In addition to monitoring seed production, thanks to a new grant from the National Science Foundation the researchers will also be able to assess the establishment of young trees and the correlation of seed and seedling production with the activity of animals. Because animals can both disperse seed and feed on seeds and seedlings, they likely play an important role in whether trees are able to reproduce and thrive.
“The sustainability of North American forests depends on seed production by trees as well as seedlings that must establish for the next generation of trees,” the team states in its grant abstract. “Population spread beyond current frontiers will be governed by seed production of trees (fecundity), germination and seedling survival — the capacity of trees to produce seed and disperse it to the habitats where populations can survive in the future.”
The new project builds on one that Duke Professor James Clark organized, incorporating data collected by Moran and many other forest researchers.

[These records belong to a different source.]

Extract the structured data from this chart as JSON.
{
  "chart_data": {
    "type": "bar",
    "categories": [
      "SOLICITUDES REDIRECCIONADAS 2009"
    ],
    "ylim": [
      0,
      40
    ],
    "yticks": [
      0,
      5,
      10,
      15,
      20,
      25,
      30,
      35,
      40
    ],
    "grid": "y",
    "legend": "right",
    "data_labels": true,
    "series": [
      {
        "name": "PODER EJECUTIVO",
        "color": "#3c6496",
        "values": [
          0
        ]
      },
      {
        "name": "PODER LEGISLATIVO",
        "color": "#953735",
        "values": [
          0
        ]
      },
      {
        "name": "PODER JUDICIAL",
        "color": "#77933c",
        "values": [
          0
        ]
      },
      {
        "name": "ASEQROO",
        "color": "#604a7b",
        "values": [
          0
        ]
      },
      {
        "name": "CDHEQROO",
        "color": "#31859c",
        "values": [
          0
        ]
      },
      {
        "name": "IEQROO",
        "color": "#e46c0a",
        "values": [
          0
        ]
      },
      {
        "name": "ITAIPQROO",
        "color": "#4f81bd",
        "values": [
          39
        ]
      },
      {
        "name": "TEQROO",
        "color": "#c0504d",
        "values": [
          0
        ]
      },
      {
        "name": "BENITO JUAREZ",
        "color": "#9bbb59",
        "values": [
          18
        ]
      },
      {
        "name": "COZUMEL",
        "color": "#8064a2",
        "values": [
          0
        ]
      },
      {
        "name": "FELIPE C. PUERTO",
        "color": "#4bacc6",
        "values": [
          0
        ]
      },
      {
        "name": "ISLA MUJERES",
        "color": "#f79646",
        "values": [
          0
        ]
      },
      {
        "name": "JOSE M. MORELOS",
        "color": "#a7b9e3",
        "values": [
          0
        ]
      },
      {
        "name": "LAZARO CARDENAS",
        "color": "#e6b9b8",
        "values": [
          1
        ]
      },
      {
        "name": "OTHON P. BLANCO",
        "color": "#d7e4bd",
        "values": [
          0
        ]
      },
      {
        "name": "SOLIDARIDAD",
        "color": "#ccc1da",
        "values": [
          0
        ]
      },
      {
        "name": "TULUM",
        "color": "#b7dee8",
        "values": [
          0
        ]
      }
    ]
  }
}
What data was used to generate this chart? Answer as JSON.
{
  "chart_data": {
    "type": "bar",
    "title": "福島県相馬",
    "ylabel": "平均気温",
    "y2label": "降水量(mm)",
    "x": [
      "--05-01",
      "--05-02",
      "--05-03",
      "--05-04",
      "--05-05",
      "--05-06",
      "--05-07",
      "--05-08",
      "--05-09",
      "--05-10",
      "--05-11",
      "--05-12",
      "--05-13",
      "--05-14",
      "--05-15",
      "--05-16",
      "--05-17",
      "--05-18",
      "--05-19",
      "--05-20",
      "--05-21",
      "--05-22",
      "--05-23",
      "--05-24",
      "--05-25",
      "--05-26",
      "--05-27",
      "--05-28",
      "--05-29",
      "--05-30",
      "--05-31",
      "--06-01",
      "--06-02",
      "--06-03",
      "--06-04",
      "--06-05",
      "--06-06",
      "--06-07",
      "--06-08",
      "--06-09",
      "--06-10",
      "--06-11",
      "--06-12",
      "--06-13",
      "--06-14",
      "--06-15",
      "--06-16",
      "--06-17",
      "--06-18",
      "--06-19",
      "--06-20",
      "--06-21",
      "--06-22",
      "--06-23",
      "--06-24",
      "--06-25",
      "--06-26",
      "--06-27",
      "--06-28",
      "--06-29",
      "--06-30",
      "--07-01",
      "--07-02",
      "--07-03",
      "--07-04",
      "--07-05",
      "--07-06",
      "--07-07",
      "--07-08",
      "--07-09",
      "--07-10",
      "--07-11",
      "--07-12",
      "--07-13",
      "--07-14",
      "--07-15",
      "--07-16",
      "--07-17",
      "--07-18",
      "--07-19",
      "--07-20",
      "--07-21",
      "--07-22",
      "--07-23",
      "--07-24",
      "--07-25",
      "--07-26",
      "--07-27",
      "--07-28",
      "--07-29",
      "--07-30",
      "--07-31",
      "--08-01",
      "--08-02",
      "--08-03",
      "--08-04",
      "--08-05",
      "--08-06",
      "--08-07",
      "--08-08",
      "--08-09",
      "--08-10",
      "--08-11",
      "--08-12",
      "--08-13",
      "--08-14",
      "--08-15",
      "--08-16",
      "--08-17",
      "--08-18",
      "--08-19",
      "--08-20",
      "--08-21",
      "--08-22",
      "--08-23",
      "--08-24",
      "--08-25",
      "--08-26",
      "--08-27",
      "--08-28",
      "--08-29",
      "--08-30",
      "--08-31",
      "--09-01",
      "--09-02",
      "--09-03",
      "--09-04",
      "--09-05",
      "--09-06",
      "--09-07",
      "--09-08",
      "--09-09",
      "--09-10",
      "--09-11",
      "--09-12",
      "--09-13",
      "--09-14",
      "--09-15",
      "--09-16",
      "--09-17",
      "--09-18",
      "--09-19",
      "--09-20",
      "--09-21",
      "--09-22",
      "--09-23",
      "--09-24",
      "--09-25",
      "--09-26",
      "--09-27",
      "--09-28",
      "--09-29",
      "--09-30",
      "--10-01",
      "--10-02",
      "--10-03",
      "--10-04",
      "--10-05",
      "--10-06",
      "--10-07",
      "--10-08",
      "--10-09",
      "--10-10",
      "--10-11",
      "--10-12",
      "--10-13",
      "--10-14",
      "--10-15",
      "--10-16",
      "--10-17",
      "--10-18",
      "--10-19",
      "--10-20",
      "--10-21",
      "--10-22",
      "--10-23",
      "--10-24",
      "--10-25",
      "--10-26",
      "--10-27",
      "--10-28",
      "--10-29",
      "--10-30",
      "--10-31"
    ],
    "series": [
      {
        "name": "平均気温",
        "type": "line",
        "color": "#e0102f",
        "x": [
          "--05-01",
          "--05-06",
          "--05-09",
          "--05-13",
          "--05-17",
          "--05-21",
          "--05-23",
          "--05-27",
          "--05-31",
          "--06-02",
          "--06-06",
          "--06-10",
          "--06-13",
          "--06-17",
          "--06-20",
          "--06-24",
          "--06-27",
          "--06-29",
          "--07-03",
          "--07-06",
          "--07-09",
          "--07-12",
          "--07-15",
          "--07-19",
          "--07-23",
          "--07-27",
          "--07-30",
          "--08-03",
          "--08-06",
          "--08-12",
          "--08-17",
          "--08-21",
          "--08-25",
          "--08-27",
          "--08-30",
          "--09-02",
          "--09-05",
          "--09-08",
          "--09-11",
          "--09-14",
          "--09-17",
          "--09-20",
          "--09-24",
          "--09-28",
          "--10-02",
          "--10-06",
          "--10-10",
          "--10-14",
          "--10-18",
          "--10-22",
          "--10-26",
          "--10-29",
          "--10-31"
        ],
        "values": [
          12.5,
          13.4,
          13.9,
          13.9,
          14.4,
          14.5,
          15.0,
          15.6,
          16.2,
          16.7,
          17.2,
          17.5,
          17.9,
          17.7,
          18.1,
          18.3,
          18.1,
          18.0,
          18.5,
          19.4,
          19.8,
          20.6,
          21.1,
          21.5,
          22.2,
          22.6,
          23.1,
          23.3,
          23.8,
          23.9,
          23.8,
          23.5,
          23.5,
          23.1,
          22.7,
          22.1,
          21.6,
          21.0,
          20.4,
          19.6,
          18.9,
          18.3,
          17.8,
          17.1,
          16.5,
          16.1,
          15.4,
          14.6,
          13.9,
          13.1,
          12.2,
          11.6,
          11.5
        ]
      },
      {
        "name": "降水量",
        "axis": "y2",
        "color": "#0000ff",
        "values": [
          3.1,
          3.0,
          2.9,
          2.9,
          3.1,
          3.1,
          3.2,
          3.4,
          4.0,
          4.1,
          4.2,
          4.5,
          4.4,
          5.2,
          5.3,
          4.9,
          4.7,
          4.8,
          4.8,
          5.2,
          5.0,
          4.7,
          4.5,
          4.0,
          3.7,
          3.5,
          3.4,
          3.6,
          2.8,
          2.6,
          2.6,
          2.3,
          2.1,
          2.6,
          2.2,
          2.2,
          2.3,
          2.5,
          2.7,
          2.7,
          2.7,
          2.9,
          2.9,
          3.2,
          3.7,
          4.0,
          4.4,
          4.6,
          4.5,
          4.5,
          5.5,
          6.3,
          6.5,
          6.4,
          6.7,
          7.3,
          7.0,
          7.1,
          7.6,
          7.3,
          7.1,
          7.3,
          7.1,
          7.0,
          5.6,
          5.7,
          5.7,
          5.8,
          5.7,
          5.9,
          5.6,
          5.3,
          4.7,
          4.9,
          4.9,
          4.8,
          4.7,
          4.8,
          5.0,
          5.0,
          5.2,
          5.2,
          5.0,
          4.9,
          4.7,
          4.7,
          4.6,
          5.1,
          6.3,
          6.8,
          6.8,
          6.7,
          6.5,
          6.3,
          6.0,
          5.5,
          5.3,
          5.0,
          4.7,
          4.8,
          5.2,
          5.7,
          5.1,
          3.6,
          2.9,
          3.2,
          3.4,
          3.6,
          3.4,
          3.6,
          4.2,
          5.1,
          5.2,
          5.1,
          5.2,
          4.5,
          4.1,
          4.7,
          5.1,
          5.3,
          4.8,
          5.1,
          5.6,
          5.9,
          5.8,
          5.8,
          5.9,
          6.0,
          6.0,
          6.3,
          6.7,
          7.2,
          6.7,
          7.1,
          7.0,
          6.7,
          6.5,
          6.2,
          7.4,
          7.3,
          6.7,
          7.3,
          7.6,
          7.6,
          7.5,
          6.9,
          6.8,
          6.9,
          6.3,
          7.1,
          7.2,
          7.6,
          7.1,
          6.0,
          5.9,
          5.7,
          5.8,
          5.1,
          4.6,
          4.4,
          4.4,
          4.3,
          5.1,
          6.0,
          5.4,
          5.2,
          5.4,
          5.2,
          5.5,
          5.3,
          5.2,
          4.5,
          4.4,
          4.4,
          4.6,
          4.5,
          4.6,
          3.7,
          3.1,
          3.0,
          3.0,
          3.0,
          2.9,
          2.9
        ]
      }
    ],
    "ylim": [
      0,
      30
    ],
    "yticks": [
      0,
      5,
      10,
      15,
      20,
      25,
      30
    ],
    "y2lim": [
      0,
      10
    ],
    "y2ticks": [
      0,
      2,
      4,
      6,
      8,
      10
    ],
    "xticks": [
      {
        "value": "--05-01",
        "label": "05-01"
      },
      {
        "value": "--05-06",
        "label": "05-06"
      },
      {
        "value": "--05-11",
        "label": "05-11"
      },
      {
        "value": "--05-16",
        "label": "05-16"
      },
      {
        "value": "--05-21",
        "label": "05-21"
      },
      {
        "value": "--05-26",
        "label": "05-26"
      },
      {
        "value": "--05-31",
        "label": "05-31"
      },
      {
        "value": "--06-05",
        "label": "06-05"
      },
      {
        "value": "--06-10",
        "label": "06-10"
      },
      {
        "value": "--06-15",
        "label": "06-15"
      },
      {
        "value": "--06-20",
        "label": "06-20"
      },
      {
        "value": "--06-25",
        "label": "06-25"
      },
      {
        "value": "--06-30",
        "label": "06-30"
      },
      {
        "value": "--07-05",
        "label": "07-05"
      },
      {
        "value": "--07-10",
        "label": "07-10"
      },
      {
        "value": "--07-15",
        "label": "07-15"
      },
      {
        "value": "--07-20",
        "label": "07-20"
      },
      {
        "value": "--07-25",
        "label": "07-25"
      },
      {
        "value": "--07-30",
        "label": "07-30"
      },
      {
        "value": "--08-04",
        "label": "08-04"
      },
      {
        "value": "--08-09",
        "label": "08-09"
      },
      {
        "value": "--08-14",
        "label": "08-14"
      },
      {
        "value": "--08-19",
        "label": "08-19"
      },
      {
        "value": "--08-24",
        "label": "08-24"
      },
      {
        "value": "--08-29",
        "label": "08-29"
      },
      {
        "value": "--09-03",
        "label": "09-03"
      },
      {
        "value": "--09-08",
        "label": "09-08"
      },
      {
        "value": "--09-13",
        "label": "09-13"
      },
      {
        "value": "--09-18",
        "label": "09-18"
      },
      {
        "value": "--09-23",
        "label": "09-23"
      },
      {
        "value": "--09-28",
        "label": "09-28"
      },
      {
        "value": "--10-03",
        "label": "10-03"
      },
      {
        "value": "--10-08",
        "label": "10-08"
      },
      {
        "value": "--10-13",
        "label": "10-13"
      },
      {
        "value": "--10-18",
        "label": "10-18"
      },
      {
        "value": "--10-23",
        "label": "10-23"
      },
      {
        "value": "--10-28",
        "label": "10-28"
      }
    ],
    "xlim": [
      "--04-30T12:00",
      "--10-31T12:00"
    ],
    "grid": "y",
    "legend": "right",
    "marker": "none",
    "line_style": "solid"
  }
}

That project has already resulted in several high-profile publications.
“All of us have these forest plots across the United States where we're doing similar things, looking at seeds and seed production, the success of seedlings and so on,” Moran said. “We found that there are both direct and indirect climate impacts on how much seed trees are producing, and different impacts in the East and the West.”
An example of a direct impact could be a late spring freeze that inhibits seed production, while an indirect impact could be the size and age of the trees. Older, larger trees such as those in the West are passing their prime seed-producing ages.
But the plots the scientists have been working on are small and don't provide a clearer picture of what's happening across the continent. The scientists need broader, deeper information to model and plan for the effects of future climate change.
The team, led by Clark and including co-principal investigators at North Carolina State, the University of Michigan and UC Berkeley as well as UC Merced, plans to gather data on the changes that are happening now across the continent in tree reproduction, and understand the effects on animals that rely on the trees for seeds, fruits and nuts.
The team plans to implement several types of survey activity including camera traps, bird counts, seed trapping and counts of seedlings, saplings and cones/fruits. Team members will also develop new techniques to do more spatial sampling and use new statistical methods to combine data. All the data gathered will help them develop a monitoring and data collection network. This is needed for the next generation of forest science and management that will help researchers understand the food web implications of environmental change and other complex environmental questions.
Moran’s lab is looking to recruit a new graduate student, who would design a Ph.D. project based on the data collected, as well as several UC Merced undergraduates each summer from 2023 through 2026 to help with field measurements.
There is also an opportunity for the public to participate in this project as “citizen scientists” by using an app called iNaturalist to help with seed counts. Those who are interested can go to a website managed by Clark’s lab to find out more about how to sign up and what information to record.
“We’re looking for trees that are not watered," Moran said. "Nothing standing in a lawn with sprinklers. But if you are going out hiking in the mountains, you can help us out with this project.”